The fund invested only in money market instruments until 2010, post which Dhonde started investing in a combination of corporate bonds, G-Sec’s and SDL’s. However, the allocation between the three can change significantly based on their relative spreads. Exposures to G-Sec’s went up significantly since 2013, with the current allocation standing at around 30%. Although corporate bonds constitute a major proportion of the fund with the current exposure at over 50%, allocation has reduced from the 70% levels in 2013-14 periods.

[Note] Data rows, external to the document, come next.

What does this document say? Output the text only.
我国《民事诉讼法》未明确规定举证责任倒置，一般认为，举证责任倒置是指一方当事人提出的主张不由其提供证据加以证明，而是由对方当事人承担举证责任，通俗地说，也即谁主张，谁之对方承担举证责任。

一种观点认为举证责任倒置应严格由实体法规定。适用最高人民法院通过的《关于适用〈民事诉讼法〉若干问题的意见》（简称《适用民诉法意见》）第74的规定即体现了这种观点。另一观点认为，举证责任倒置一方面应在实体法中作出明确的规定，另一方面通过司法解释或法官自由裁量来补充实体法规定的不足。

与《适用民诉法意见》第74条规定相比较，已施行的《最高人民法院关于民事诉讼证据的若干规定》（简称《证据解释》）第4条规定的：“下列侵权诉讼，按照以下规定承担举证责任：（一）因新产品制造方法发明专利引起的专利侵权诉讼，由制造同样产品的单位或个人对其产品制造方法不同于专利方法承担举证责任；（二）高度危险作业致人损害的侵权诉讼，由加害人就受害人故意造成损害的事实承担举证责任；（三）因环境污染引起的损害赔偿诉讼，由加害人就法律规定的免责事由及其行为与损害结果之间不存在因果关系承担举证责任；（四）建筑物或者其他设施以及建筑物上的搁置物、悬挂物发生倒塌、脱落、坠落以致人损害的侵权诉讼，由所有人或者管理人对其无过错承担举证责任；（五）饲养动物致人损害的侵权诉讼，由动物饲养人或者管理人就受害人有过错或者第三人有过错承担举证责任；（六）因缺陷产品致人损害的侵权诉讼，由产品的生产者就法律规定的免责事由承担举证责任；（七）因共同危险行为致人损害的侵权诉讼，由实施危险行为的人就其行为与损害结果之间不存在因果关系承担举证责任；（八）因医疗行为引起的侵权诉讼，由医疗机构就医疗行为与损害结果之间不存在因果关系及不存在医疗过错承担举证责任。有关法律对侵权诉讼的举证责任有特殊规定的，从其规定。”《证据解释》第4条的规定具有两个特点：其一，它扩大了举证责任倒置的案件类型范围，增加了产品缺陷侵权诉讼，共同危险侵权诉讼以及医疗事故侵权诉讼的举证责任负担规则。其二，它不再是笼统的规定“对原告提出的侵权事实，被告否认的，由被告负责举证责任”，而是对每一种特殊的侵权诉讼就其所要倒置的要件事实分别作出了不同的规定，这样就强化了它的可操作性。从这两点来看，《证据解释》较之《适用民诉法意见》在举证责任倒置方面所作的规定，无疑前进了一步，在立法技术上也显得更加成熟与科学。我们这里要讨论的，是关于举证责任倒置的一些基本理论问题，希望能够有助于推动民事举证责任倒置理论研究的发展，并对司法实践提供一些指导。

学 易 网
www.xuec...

Dhonde’s execution of the strategy is reflected in the fund’s noteworthy performance. The fund has remained a top quartile performer under his leadership since July 2011 and returned 9.46% (annualised) as compared to the category average of 8.90%, beating 94% of its peers.

The fund’s expense ratio of 0.32% is significantly lower than the category average of 0.95% and it features in the category’s first decile. This fund has consistently remained one of the cheapest since 2011 on a year on year basis.

Dhonde’s focus on ensuring that about 20% of the fund is allocated to lower than 1 year papers with a view to maintain liquidity, his in-depth understanding of his investor base; based on internal client profiling exercises, a fairly diversified portfolio, the fund’s positive showing on the performance front and lower expense ratios – all lead to a Silver rating on this fund.